Word cloud with the word “lapsed” (“children”)

What words are used to describe the contents of the Estonian newsreels and how do they change over time? What keyword tags were used in describing footage containing children, sports, or political events? What kinds of words describe the newsreel contents in the 1930s and in the 1970s? Where do you see the most radical changes in what comes to the keywords?

The changing newsreel themes can be visualised with the help of a word cloud. These visualisations are based on the tags attached to descriptions of the newsreels in metadata. The bigger the word is in the word cloud, the more it has been used to describe the newsreel contents.

Someone interested in the different ways children have been portaryed in Estonian newsreels finds out in a word cloud that the footage on children have sometimes been tagged with words related to education, such as school uniform, classroom, or a pioneer camp, but there are also tags related to social issues, such as orphanage. Issues related to children have been discussed both in the 1930s and the 1960s.

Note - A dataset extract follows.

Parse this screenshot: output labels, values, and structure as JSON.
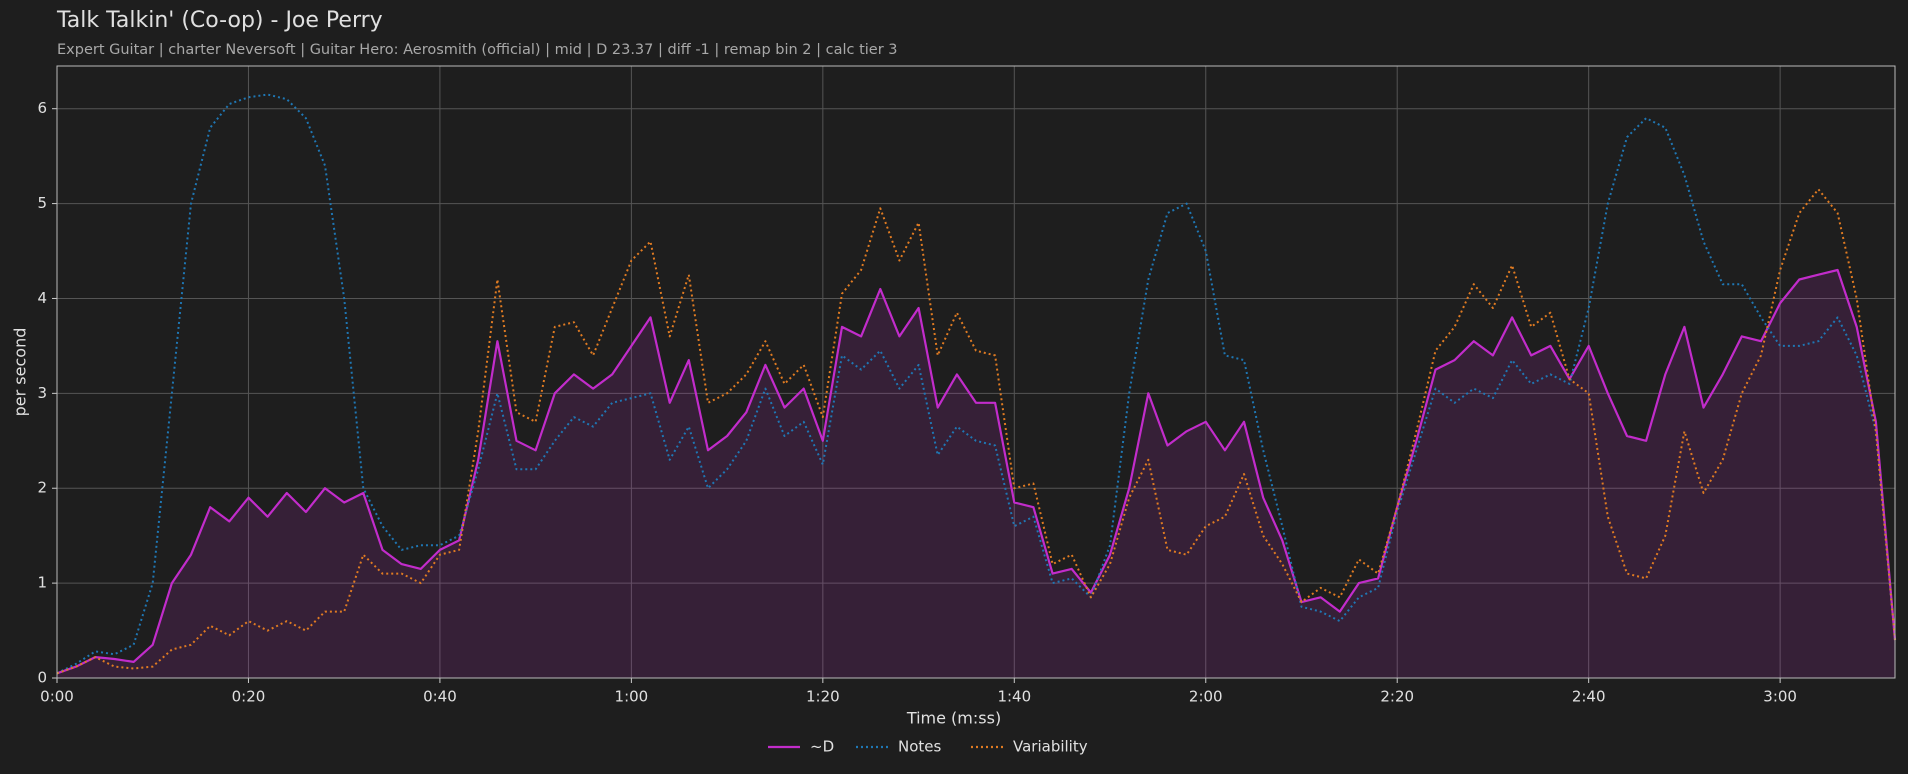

Word clouds are a simple, but powerful way to visualise texts in a way that summarises the essential contents. The more times a word appears in a text, the bigger it is in a word cloud. For doing these word clouds we used the tags attached to the metadata descriptions of the newsreels. For creating these visualisations, we take each keyword of every film to the search results, calculate their frequency, and sort the list with thr most frequent keywords. We take 250 most frequent words and draw them. Simultaneously, we scale the frequency with the biggest frequency and smallest frequency, and calculate the corresponding font size between 8 to 80px while keeping the proportions of frequencies in the search list. The angle of the words is calculated randomly between -90 to 90 degrees. We use the tags as they are, without lemmatizing them into the base form of the word. This means that you may see different forms of the same word in the same word cloud. For example a query with the word “party” or “festivities” (“pidu”) reveals a word cloud including tags “mikrofon” and “mikrofonid”.